I believe I may have found a bug in Julia source code but I can’t pinpoint the exact line ([see this topic])(There is a bug in this function and I can't figure out what it is). What I want to do is modify the Distributed.jl module in Julia source code so that whenever I write using Distributed (or when a pacakge called using Distributed) my edited code is used.
This is what I’ve done so far. I’ve taken the actual source code files from Julia source and copied them into a new folder. Then I include this folder and call using .Distributed.
using Revise
includet("Distributed.jl")
using .Distributed
using ClusterManagers
a = addprocs(SlurmManager(2))
However, this dosnt work since ClusterManagers also does a using Distributed call and so it turns out that my edited Distributed != ClusterManagers.Distributed.
Is the only way to edit the Julia source code and recompile?
But just a few clarification steps.

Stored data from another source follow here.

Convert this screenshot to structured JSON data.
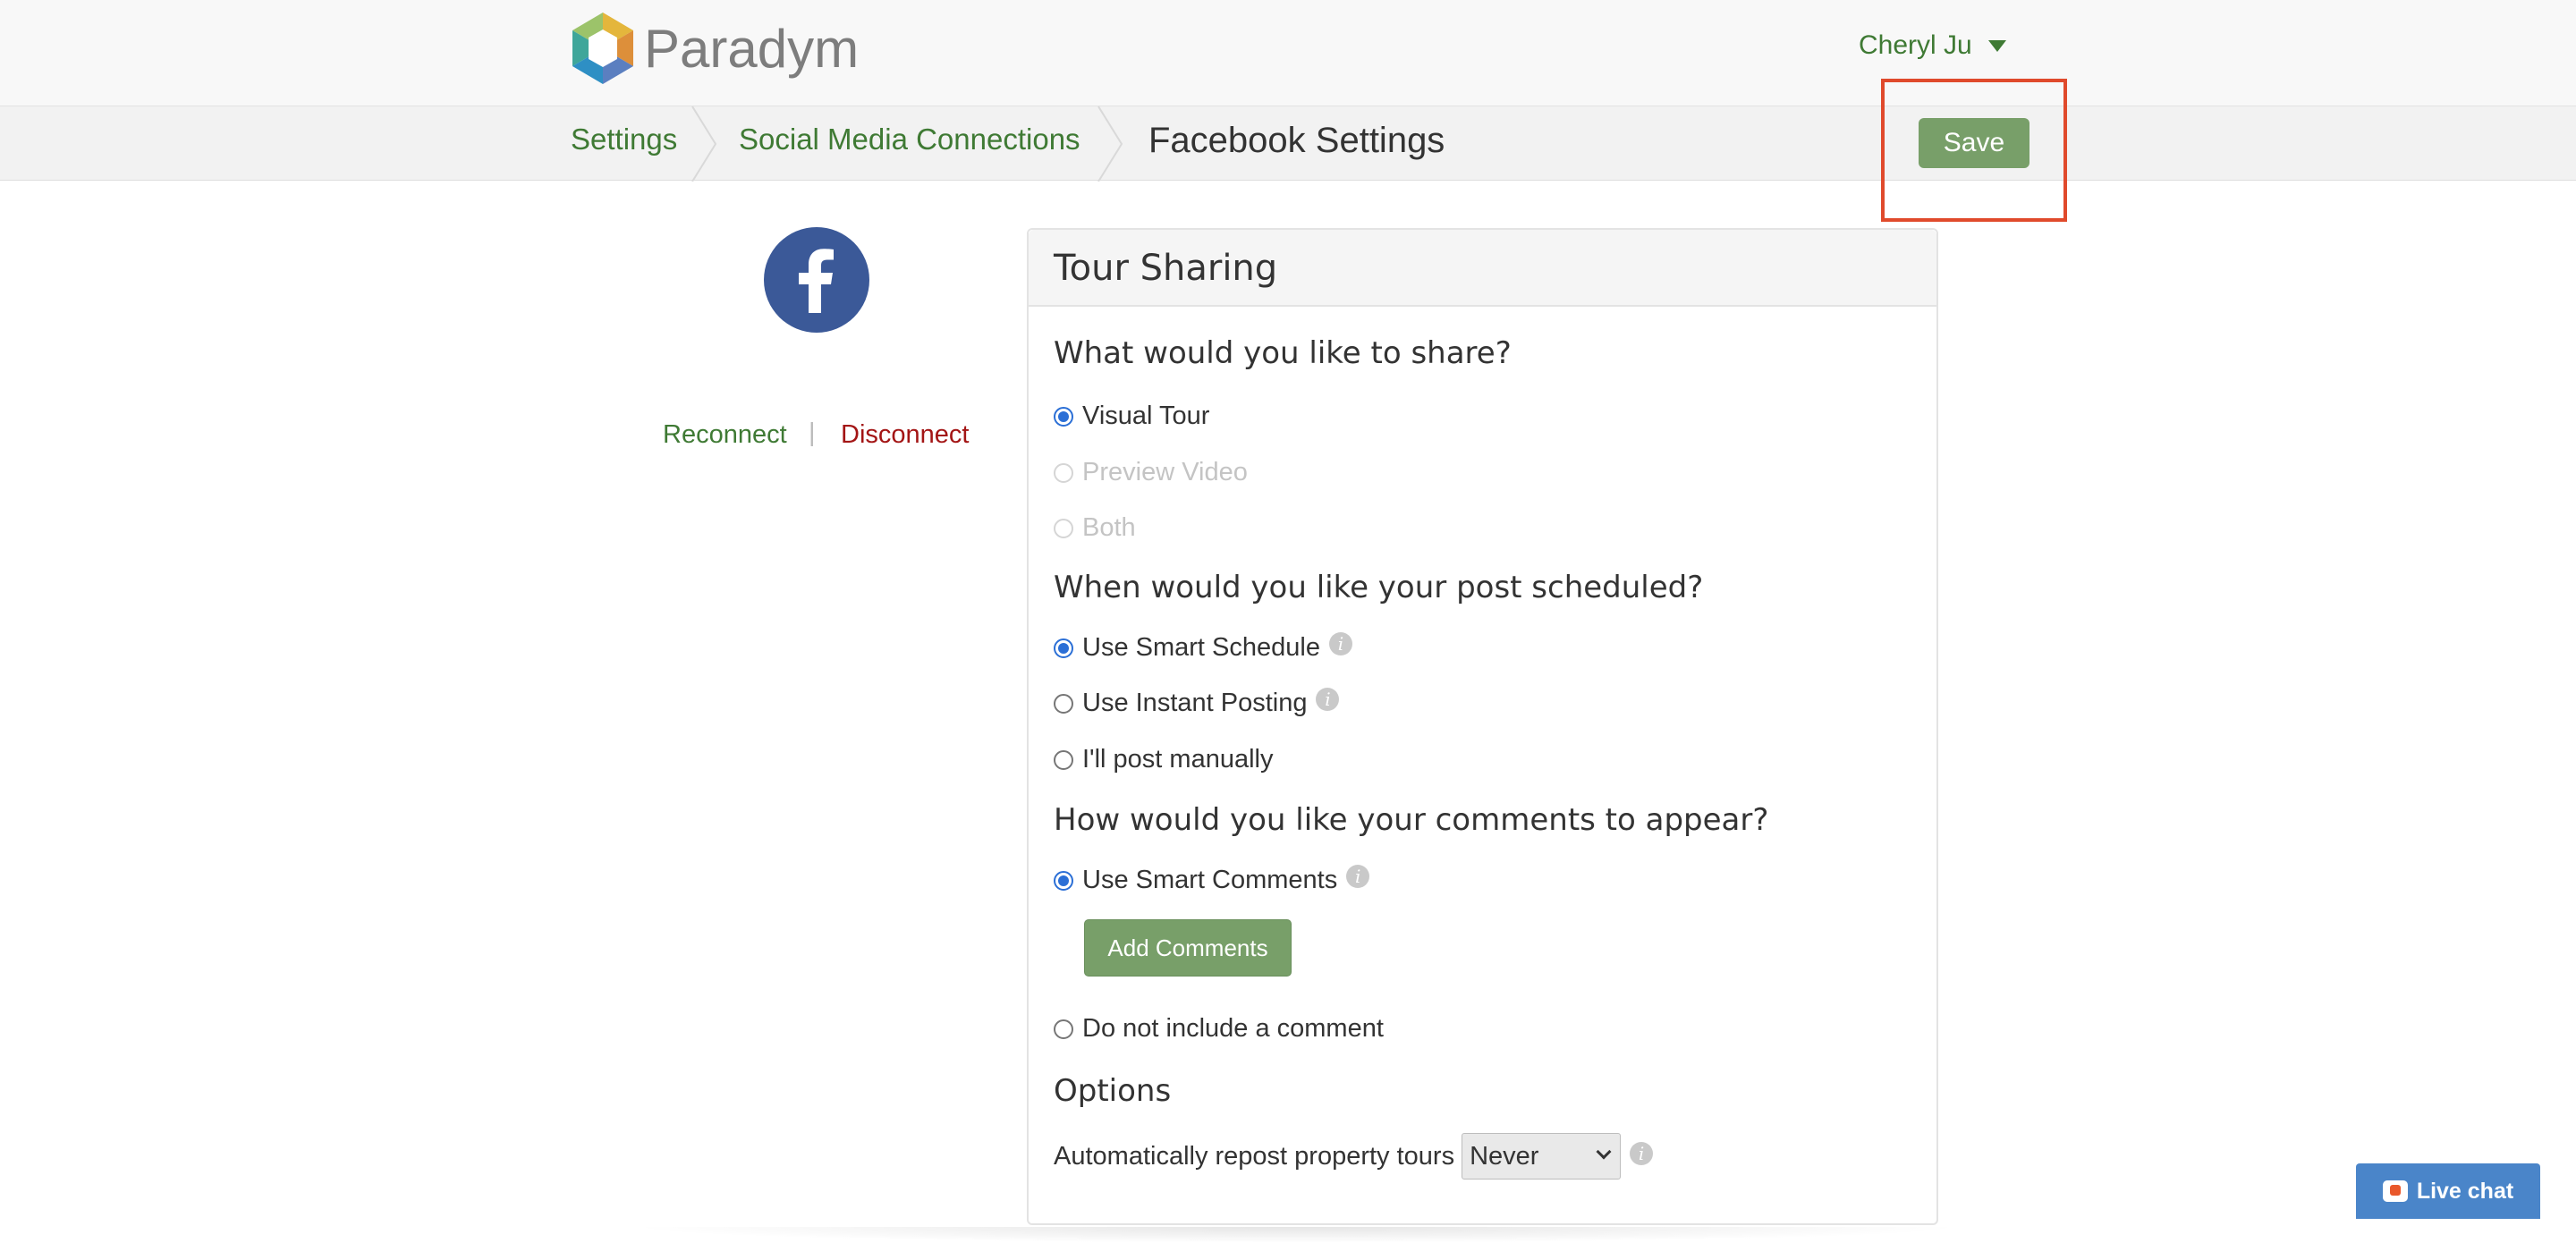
{
  "brand": {
    "name": "Paradym",
    "colors": {
      "accent_green": "#3f7a34",
      "button_green": "#789f69",
      "danger_red": "#a31515",
      "radio_blue": "#2b6fd6",
      "highlight_red": "#e04a2c",
      "livechat_blue": "#4a85c9"
    }
  },
  "header": {
    "user_name": "Cheryl Ju",
    "user_menu_icon": "caret-down-icon"
  },
  "breadcrumb": {
    "items": [
      "Settings",
      "Social Media Connections"
    ],
    "current": "Facebook Settings"
  },
  "toolbar": {
    "save_label": "Save"
  },
  "account": {
    "icon": "facebook-icon",
    "reconnect_label": "Reconnect",
    "separator": "|",
    "disconnect_label": "Disconnect"
  },
  "panel": {
    "title": "Tour Sharing",
    "share_question": "What would you like to share?",
    "share_options": [
      {
        "label": "Visual Tour",
        "checked": true,
        "disabled": false
      },
      {
        "label": "Preview Video",
        "checked": false,
        "disabled": true
      },
      {
        "label": "Both",
        "checked": false,
        "disabled": true
      }
    ],
    "schedule_question": "When would you like your post scheduled?",
    "schedule_options": [
      {
        "label": "Use Smart Schedule",
        "checked": true,
        "info": true
      },
      {
        "label": "Use Instant Posting",
        "checked": false,
        "info": true
      },
      {
        "label": "I'll post manually",
        "checked": false,
        "info": false
      }
    ],
    "comments_question": "How would you like your comments to appear?",
    "comment_options": [
      {
        "label": "Use Smart Comments",
        "checked": true,
        "info": true
      },
      {
        "label": "Do not include a comment",
        "checked": false,
        "info": false
      }
    ],
    "add_comments_label": "Add Comments",
    "options_heading": "Options",
    "repost_label": "Automatically repost property tours",
    "repost_selected": "Never",
    "info_icon": "info-icon"
  },
  "livechat": {
    "label": "Live chat",
    "icon": "chat-bubble-icon"
  }
}
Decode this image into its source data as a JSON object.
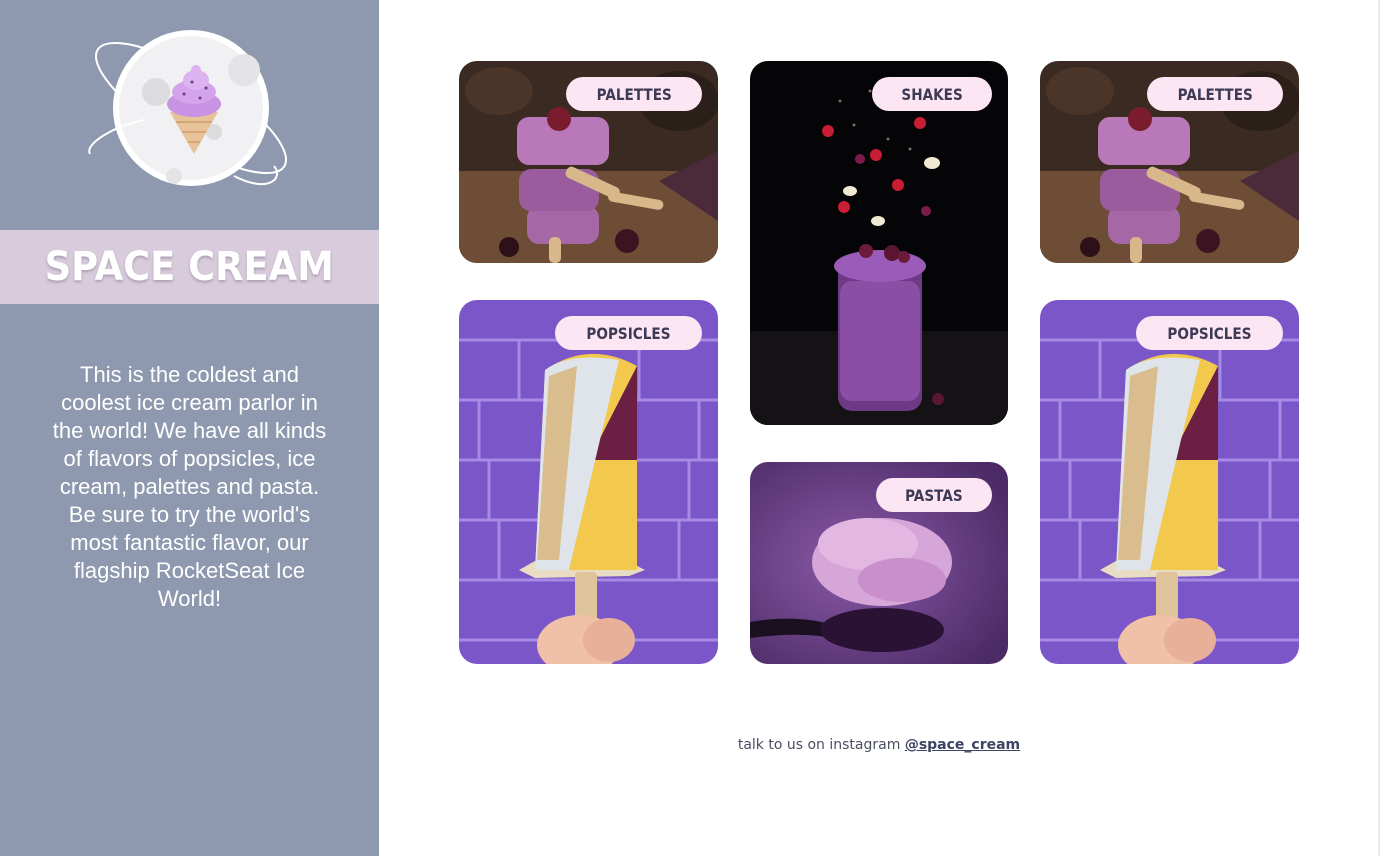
{
  "brand": {
    "title": "SPACE CREAM",
    "logo_icon": "ice-cream-planet-icon"
  },
  "sidebar": {
    "description": "This is the coldest and coolest ice cream parlor in the world! We have all kinds of flavors of popsicles, ice cream, palettes and pasta. Be sure to try the world's most fantastic flavor, our flagship RocketSeat Ice World!",
    "background": "#8e98ae",
    "band_color": "#d8cbdb"
  },
  "gallery": {
    "cards": [
      {
        "tag": "PALETTES"
      },
      {
        "tag": "SHAKES"
      },
      {
        "tag": "PALETTES"
      },
      {
        "tag": "POPSICLES"
      },
      {
        "tag": "PASTAS"
      },
      {
        "tag": "POPSICLES"
      }
    ],
    "tag_color": "#fde6f4"
  },
  "footer": {
    "text": "talk to us on instagram",
    "link_text": "@space_cream"
  }
}
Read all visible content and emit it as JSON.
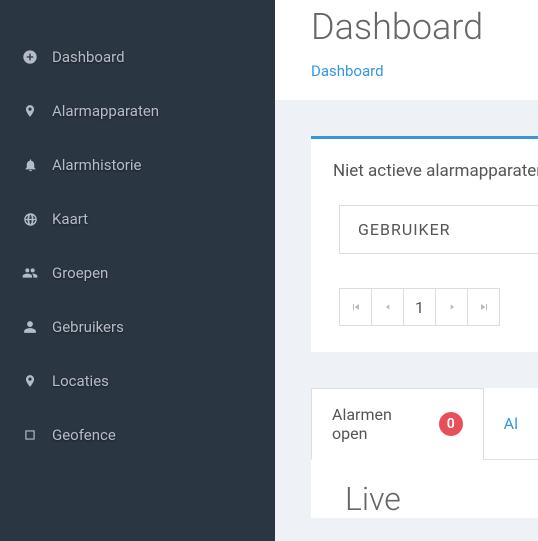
{
  "sidebar": {
    "items": [
      {
        "label": "Dashboard"
      },
      {
        "label": "Alarmapparaten"
      },
      {
        "label": "Alarmhistorie"
      },
      {
        "label": "Kaart"
      },
      {
        "label": "Groepen"
      },
      {
        "label": "Gebruikers"
      },
      {
        "label": "Locaties"
      },
      {
        "label": "Geofence"
      }
    ]
  },
  "header": {
    "title": "Dashboard",
    "breadcrumb": "Dashboard"
  },
  "card1": {
    "title": "Niet actieve alarmapparaten",
    "column_header": "GEBRUIKER",
    "page_current": "1"
  },
  "tabs": {
    "active_label": "Alarmen open",
    "active_badge": "0",
    "inactive_label": "Al"
  },
  "tab_content": "Live"
}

I would need to build the system image on my cluster where I don’t have root access and everything will need to be done in my home directory. Is this possible?
I also don’t want to mess with the existing Julia binary installation nor its packages (it’s a cluster with 18 nodes using inifiniband and so the the same binary is installed on all 18 nodes).
Is there a way to rebuild Base into a library and use the existing Julia binary installed systemwide (clusterwide) to call that shared library?
I tried that but there are functions in Distributed that use global variables defined in the Distributed module. Everytime I redefine the function, it complains that the global variable is not found. I suppose when I redefine the function by import Distributed.message_handler_loop it actually brings it into Main where the global variable is not defined.
I also realized that Distributed is not in Base but rather in stdlib. I wonder if the process of rebuilding stdlib is the same as rebuilding Base.
Ok, then use eval to directly evaluate code inside a module:
julia> @eval Distributed message_handler_loop(r_stream::IO, w_stream::IO, incoming::Bool) = println("This version does nothing")
message_handler_loop (generic function with 1 method)
julia> Distributed.message_handler_loop(stdout, stdout, true)
This version does nothing
Again, make sure to do this on all nodes with @everywhere.
Side note: I can’t use @everywhere since the bug is preventing the system to spawn and connect to the workers properly. It is addprocs() that bugs out.